SOURCE: Freedonia Group, Inc.

October 12, 2006 11:30 ET

U.S. Cosmetic Surgery Product Demand to Reach $2.4 Billion in 2010

CLEVELAND, OH -- (MARKET WIRE) -- October 12, 2006 -- Demand for materials and equipment used in cosmetic surgery procedures is forecast to increase 9.0 percent per year to $2.4 billion. America's obsession with youth is driving growth in cosmetic procedures, which are forecast to grow 9.1 percent per year to 17.5 million in 2010, valued at $17.3 billion. Best opportunities are expected in nonsurgical procedures (such as injections, dermal resurfacing and microdermabrasion) due to consumer preferences for less invasive treatments. However, demand for surgical products will continue to be strong in areas such as implants, where there are no significant alternatives. These and other trends are presented in "Cosmetic Surgery Products," a new study from The Freedonia Group, Inc., a Cleveland-based industry market research firm.
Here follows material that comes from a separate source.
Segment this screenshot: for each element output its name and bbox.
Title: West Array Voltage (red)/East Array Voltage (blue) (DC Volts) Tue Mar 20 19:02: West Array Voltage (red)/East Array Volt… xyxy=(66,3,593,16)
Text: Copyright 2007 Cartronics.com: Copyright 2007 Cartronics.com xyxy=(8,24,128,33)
Injectables will register the fastest growth, with sales forecast to increase over 15 percent annually through 2010. Growth in this sector boomed with the introduction of BOTOX (Allergan) in the 1990s when it was used for "off label" wrinkle treatments. Further growth was achieved when BOTOX achieved FDA approval for cosmetic indications in 2002 and hyaluronic acid injections became available in December 2003. Two hyaluronic acid tissue filler products were launched on the US market in 2004, one in 2005 and one in 2006. Several others are in development, awaiting FDA approval. Since 2003, hyaluronic acid injections have achieved extraordinary growth, and these products accounted for 61 percent of total tissue filler demand in 2005. Going forward, the aggregate injections segment will benefit from new product introductions, most notably tissue fillers based on synthetic polymers.

In 2005, equipment accounted for 38 percent of total cosmetic surgery product demand. Demand will be driven by gains in the use of microdermabrasion machines and a variety of other new equipment types, as well as continued steady growth in the large laser market. Demand for implants is forecast to rise 7.4 percent per year through 2010. Gains will be driven by an increasing acceptance of plastic surgery, positive clinical evaluations affirming the safety of implants and a growing desire to enhance personal appearance to improve self-esteem. Breast implants will achieve more rapid gains than other implants in part due to the expected return of silicone-gel filled breast implants to the U.S. market.